At last, a cure for the common cold? Well, not quite. But with Vicks First Defence, Procter & Gamble hopes it might have the next-best thing. First Defence isn’t a drug. It doesn’t actually attack the cold virus. Instead, it neutralises it by a clever combination of physical mechanisms. A nasal spray creates a gloop that wraps itself around virus particles while creating a protective barrier on the skin inside the nasal passage. This prevents viruses from replicating. Meanwhile, because the gloop has a low pH, it also deactivates them.
So, as soon as you notice any symptoms, simply take First Defence a few times and the chances are you’ll fend it off. With a pitch like this, P&G hopes it has trumped the over-the-counter cold remedy market. Vicks First Defence is a “technological breakthrough with a revolutionary formula that will step-change the way consumers, doctors and pharmacists pre-empt a cold”, it boasts. Eat your heart out, Night Nurse.
If First Defence takes off (it is already on sale in Germany and will be launched in the UK soon) its potential market is huge. Yes, it has taken five years of research and development to get the gloop working properly, but the fundamental elements of the product – nasal sprays, lower pH levels – are not new.

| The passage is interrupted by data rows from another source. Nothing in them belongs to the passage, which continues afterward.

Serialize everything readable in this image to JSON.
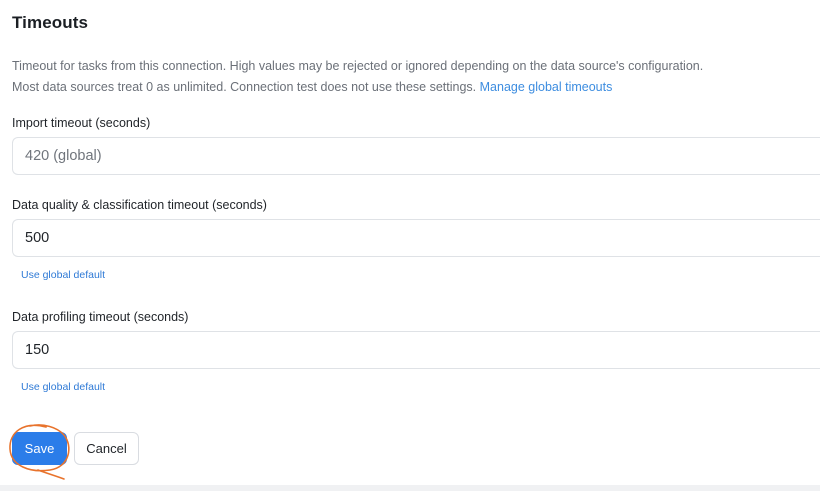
{
  "section": {
    "title": "Timeouts",
    "description_line1": "Timeout for tasks from this connection. High values may be rejected or ignored depending on the data source's configuration.",
    "description_line2": "Most data sources treat 0 as unlimited. Connection test does not use these settings. ",
    "manage_link": "Manage global timeouts"
  },
  "fields": {
    "import": {
      "label": "Import timeout (seconds)",
      "value": "",
      "placeholder": "420 (global)"
    },
    "quality": {
      "label": "Data quality & classification timeout (seconds)",
      "value": "500",
      "reset_link": "Use global default"
    },
    "profiling": {
      "label": "Data profiling timeout (seconds)",
      "value": "150",
      "reset_link": "Use global default"
    }
  },
  "actions": {
    "save_label": "Save",
    "cancel_label": "Cancel"
  },
  "colors": {
    "accent": "#2b7de9",
    "link": "#3d8de0",
    "annotation": "#e8732c"
  }
}
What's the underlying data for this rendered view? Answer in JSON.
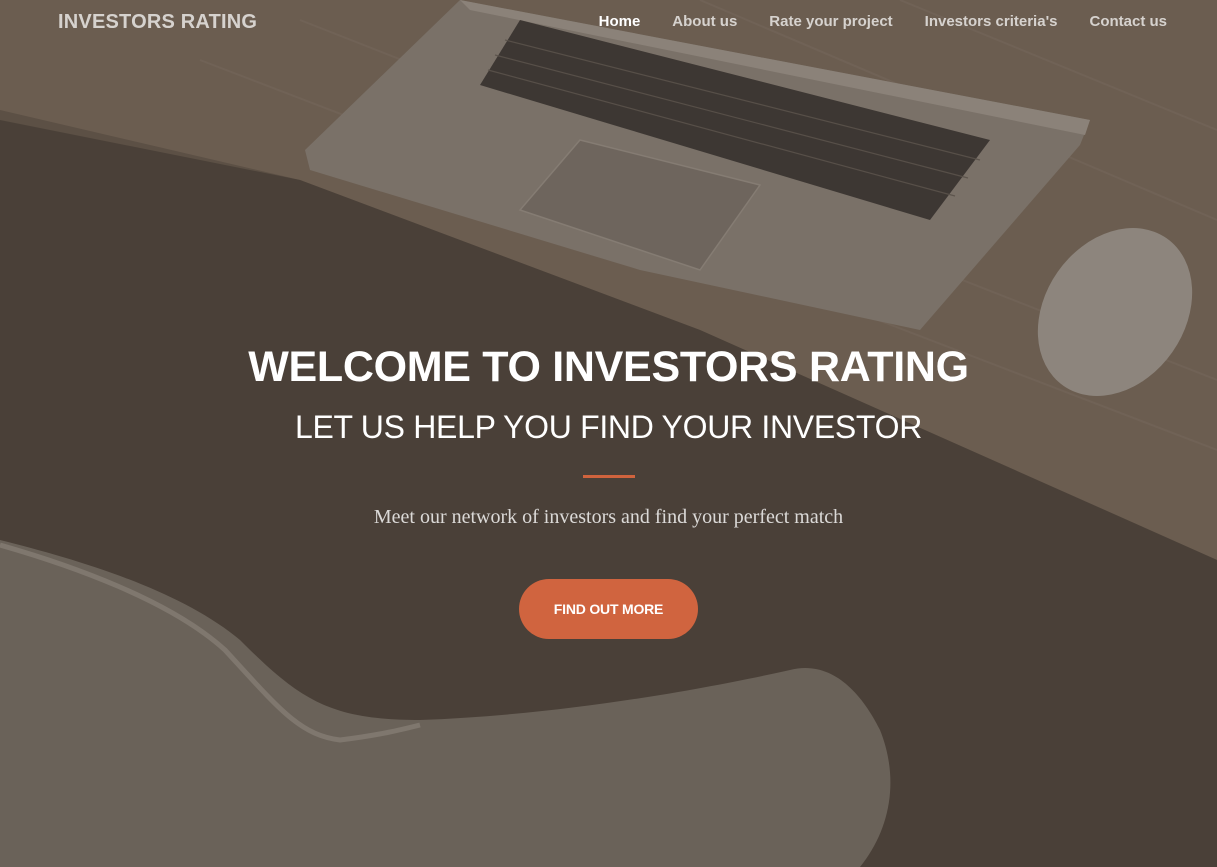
{
  "navbar": {
    "brand": "INVESTORS RATING",
    "items": [
      {
        "label": "Home",
        "active": true
      },
      {
        "label": "About us",
        "active": false
      },
      {
        "label": "Rate your project",
        "active": false
      },
      {
        "label": "Investors criteria's",
        "active": false
      },
      {
        "label": "Contact us",
        "active": false
      }
    ]
  },
  "hero": {
    "title": "WELCOME TO INVESTORS RATING",
    "subtitle": "LET US HELP YOU FIND YOUR INVESTOR",
    "lead": "Meet our network of investors and find your perfect match",
    "cta_label": "FIND OUT MORE",
    "background": "laptop-desk-photo"
  },
  "colors": {
    "accent": "#d0633d",
    "overlay": "#4a4038",
    "text": "#ffffff"
  }
}
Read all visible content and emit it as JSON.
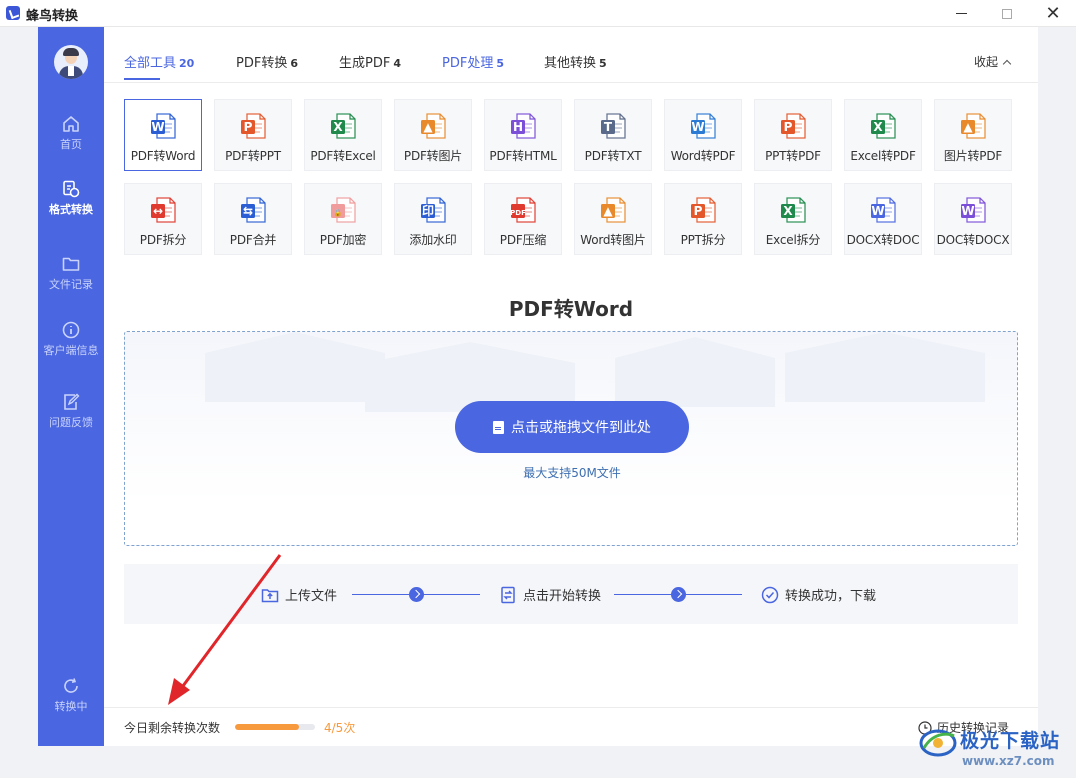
{
  "window": {
    "title": "蜂鸟转换",
    "minimize_icon": "minimize-icon",
    "maximize_icon": "maximize-icon",
    "close_icon": "close-icon",
    "close_glyph": "✕"
  },
  "sidebar": {
    "background": "#4a66e0",
    "items": [
      {
        "label": "首页",
        "icon": "home-icon",
        "active": false
      },
      {
        "label": "格式转换",
        "icon": "convert-icon",
        "active": true
      },
      {
        "label": "文件记录",
        "icon": "folder-icon",
        "active": false
      },
      {
        "label": "客户端信息",
        "icon": "info-icon",
        "active": false
      },
      {
        "label": "问题反馈",
        "icon": "feedback-icon",
        "active": false
      },
      {
        "label": "转换中",
        "icon": "refresh-icon",
        "active": false
      }
    ]
  },
  "tabs": [
    {
      "label": "全部工具",
      "count": "20",
      "active": true
    },
    {
      "label": "PDF转换",
      "count": "6",
      "active": false
    },
    {
      "label": "生成PDF",
      "count": "4",
      "active": false
    },
    {
      "label": "PDF处理",
      "count": "5",
      "active": false
    },
    {
      "label": "其他转换",
      "count": "5",
      "active": false
    }
  ],
  "collapse_label": "收起",
  "tools": [
    {
      "label": "PDF转Word",
      "icon": "pdf-to-word-icon",
      "active": true
    },
    {
      "label": "PDF转PPT",
      "icon": "pdf-to-ppt-icon"
    },
    {
      "label": "PDF转Excel",
      "icon": "pdf-to-excel-icon"
    },
    {
      "label": "PDF转图片",
      "icon": "pdf-to-image-icon"
    },
    {
      "label": "PDF转HTML",
      "icon": "pdf-to-html-icon"
    },
    {
      "label": "PDF转TXT",
      "icon": "pdf-to-txt-icon"
    },
    {
      "label": "Word转PDF",
      "icon": "word-to-pdf-icon"
    },
    {
      "label": "PPT转PDF",
      "icon": "ppt-to-pdf-icon"
    },
    {
      "label": "Excel转PDF",
      "icon": "excel-to-pdf-icon"
    },
    {
      "label": "图片转PDF",
      "icon": "image-to-pdf-icon"
    },
    {
      "label": "PDF拆分",
      "icon": "pdf-split-icon"
    },
    {
      "label": "PDF合并",
      "icon": "pdf-merge-icon"
    },
    {
      "label": "PDF加密",
      "icon": "pdf-encrypt-icon"
    },
    {
      "label": "添加水印",
      "icon": "watermark-icon"
    },
    {
      "label": "PDF压缩",
      "icon": "pdf-compress-icon"
    },
    {
      "label": "Word转图片",
      "icon": "word-to-image-icon"
    },
    {
      "label": "PPT拆分",
      "icon": "ppt-split-icon"
    },
    {
      "label": "Excel拆分",
      "icon": "excel-split-icon"
    },
    {
      "label": "DOCX转DOC",
      "icon": "docx-to-doc-icon"
    },
    {
      "label": "DOC转DOCX",
      "icon": "doc-to-docx-icon"
    }
  ],
  "converter": {
    "title": "PDF转Word",
    "upload_button": "点击或拖拽文件到此处",
    "hint": "最大支持50M文件"
  },
  "steps": [
    {
      "label": "上传文件",
      "icon": "upload-folder-icon"
    },
    {
      "label": "点击开始转换",
      "icon": "convert-doc-icon"
    },
    {
      "label": "转换成功，下载",
      "icon": "check-circle-icon"
    }
  ],
  "footer": {
    "remaining_label": "今日剩余转换次数",
    "remaining_count": "4/5次",
    "remaining_fraction": 0.8,
    "history_label": "历史转换记录"
  },
  "watermark": {
    "text": "极光下载站",
    "url": "www.xz7.com"
  },
  "colors": {
    "accent": "#4a66e0",
    "orange": "#f79a3e",
    "annotation": "#e0262a"
  }
}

P&G just put them together in a new way to tackle an old problem from an unexpected direction. It’s indicative of a new, more pragmatic but urgent approach to innovation now sweeping companies. The biggest thing in innovation right now is that companies are being innovative with innovation.
What are the ingredients of this rethink? Cross-fertilisation of every type – across technologies, across market and category boundaries, and across departmental and organisational boundaries – is one.
Speaking at the Marketing Society’s Summer Campus last week, Diageo head of global innovation strategy Syl Saller noted that the key to Smirnoff Ice’s success was a determination to cross-fertilise the previously separate markets and marketing strategies of spirits and beer. “Co-creation”, where companies work with customers to identify and develop new ideas, is one of the new buzzwords. “Openness” is another. One of the hot topics at P&G is “connect and develop”. Until recently, P&G’s approach to research and development was rather “like the Kremlin”, observes Nabil Sakkab, global leader of P&G’s fabric and homecare research and development. It was closed and highly secretive.
harnessing the massed millions Hand in hand with cross-fertilisation is reconfiguration: unbundling existing propositions and putting them together in new ways to create new markets. Many of the most successful innovations do a combination of four things, Insead professor Chan Kim told the Summer Campus last week. They eliminate things that cost a lot or that customers don’t care about; they reduce some elements of cost or offer; increase others; and perhaps add a few elements that are totally new.
Low-cost airlines are a good example. There’s no great product breakthrough in what they do. They just configure the old elements (planes, airports and so on) in a new way. Likewise, there’s no Earth-shaking, patented ingredient to Starbucks.
Smirnoff Ice eliminated the costly economics of brewing, reduced the price and strength of its spirit content, and increased marketing spend to beer levels while emphasising masculine credibility. By rearranging such “molecules” of value, it created a stunningly successful new bundle.
But the dream, argues Kim, is to reconfigure entire markets in the same way. Companies that do so successfully create uncontested high-growth new market spaces, which Kim calls “blue oceans”. In the blood-filled “red oceans” of traditional competition, competing players slug it out, using well-known tools and techniques, for share of a market that is already clearly defined. Blue-ocean strategists create new markets. “If people are confused about what industry the company is in, that’s good,” says Kim.
A third ingredient is what P&G UK and Ireland managing director Gianni Ciserani calls “holistic innovation” – innovation that looks at every aspect of value, not just the product. Recently, many of the most successful innovations have simply delivered the same old product in new ways, he observes. Think soap-powder tablets, for example. “Perhaps the majority of future innovations will come from new packaging or from new ways of using products rather than from new products per se.” New customer or company processes are part of this holistic approach. Think how the iPod changes the customer process of acquiring and accessing music. Or how Google changes our use of the internet.
Power through the people According to Ciserani, the biggest challenge in innovation is “the challenge of listening. It’s all about curiosity.” Every week, P&G invites 1,800 children and their mothers to its global paper technical centre in Swalbach near Frankfurt. They help the company test out new ideas for products such as Pampers. But they also give P&G personnel a chance to chat: to ask open-ended questions. The idea for children’s toilet wipe product Kandoo came that way, Ceserani points out.
Changing culture is never easy. That’s why Virgin Atlantic never employed people with an airline background, and why First Direct never employed people with a banking background. Listening isn’t easy either.
But the underlying shift is clear. We used to think of innovation in terms of products and inventions. Now, increasingly we are realising that innovation starts and ends with people. As P&G European president Paul Polman puts it, “as we talk innovation, we talk attitude”. Has your company got the right attitude?